[tz] tzdb timezone names/identifiers and links

Brian Inglis Brian.Inglis at SystematicSw.ab.ca
Thu Feb 28 18:53:57 UTC 2019


On 2019-02-26 11:17, Tony Finch wrote:
> Guy Harris wrote:
>> And I'm not even convinced that users want to care about tzdb regions; 
>> those regions don't completely correspond to, for example, what people call
>> "time zones" in the US, so "Mountain time" or "Mountain time zone" doesn't
>> correspond to the America/Denver tzdb region - Arizona is in the "Mountain"
>> time zone, but it hasn't done standard/summar time switching since 1968,
>> unlike other parts of that time zone.
>> 
>> What I suspect users want is to have clock time work appropriately for 
>> their location; if doing so doesn't involve knowing or caring about the 
>> details of the tzdb, so much the better.
> Up to a point... A common cause of significant confusion is when people are 
> trying to organize meetings between people in multiple time zones.

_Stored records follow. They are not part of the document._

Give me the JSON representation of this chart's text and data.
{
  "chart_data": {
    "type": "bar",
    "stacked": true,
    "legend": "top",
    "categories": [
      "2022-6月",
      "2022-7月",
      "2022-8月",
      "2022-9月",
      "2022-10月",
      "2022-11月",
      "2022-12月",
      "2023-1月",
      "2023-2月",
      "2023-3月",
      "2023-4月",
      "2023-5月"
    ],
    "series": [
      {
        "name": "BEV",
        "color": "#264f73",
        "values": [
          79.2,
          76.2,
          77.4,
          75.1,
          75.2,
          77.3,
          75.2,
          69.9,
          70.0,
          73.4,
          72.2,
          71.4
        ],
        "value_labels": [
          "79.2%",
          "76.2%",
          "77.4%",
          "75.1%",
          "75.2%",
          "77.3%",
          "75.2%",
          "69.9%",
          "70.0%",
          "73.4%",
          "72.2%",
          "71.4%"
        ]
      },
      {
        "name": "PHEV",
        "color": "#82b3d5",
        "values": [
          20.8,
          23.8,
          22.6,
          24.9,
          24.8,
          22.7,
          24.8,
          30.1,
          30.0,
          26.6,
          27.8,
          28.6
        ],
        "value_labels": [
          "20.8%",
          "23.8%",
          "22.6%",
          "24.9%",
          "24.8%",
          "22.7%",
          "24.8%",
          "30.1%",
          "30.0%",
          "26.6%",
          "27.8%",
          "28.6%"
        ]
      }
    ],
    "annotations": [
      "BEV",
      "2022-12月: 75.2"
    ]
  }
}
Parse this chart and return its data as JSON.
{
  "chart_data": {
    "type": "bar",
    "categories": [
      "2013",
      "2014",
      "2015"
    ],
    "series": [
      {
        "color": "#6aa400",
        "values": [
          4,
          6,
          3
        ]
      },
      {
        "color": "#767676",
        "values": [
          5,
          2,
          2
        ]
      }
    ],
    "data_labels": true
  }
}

I think 
> the confusion is due to poor calendaring data models which make it difficult 
> to provide a user interface that illustrates what is going on. (old long 
> version of these thoughts: https://fanf.livejournal.com/104586.html) The key
>  point is to attach one or more locations to an event. The system needs to be
>  able to look up which timezone applies to which locations; there are ways to
>  make that easyq. One of the locations is the primary location, and the 
> event's scheduled time is local time at that location; the secondary 
> locations allow users to easily see what time it is for all the participants,
> so they don't accidentally schedule something for 05:00. And it allows the
> system to automatically flag up weirdnesses that happen in March or October
> or when TZs change. In particular it's easy to find out when TZ changes have
> effects that matter to meeting schedules without false positives. And if the
> primary UI is location, not TZ, there's less likelihood of idiocies like
> Microsoft Exchange saying the time in Cambridge in July is GMT.

With conference calls, often an organizer will be unaware of parties' locations,
so client confirmations need to feed back locations which the organizer's client
can record as supplementary locations with associated supplementary time zones.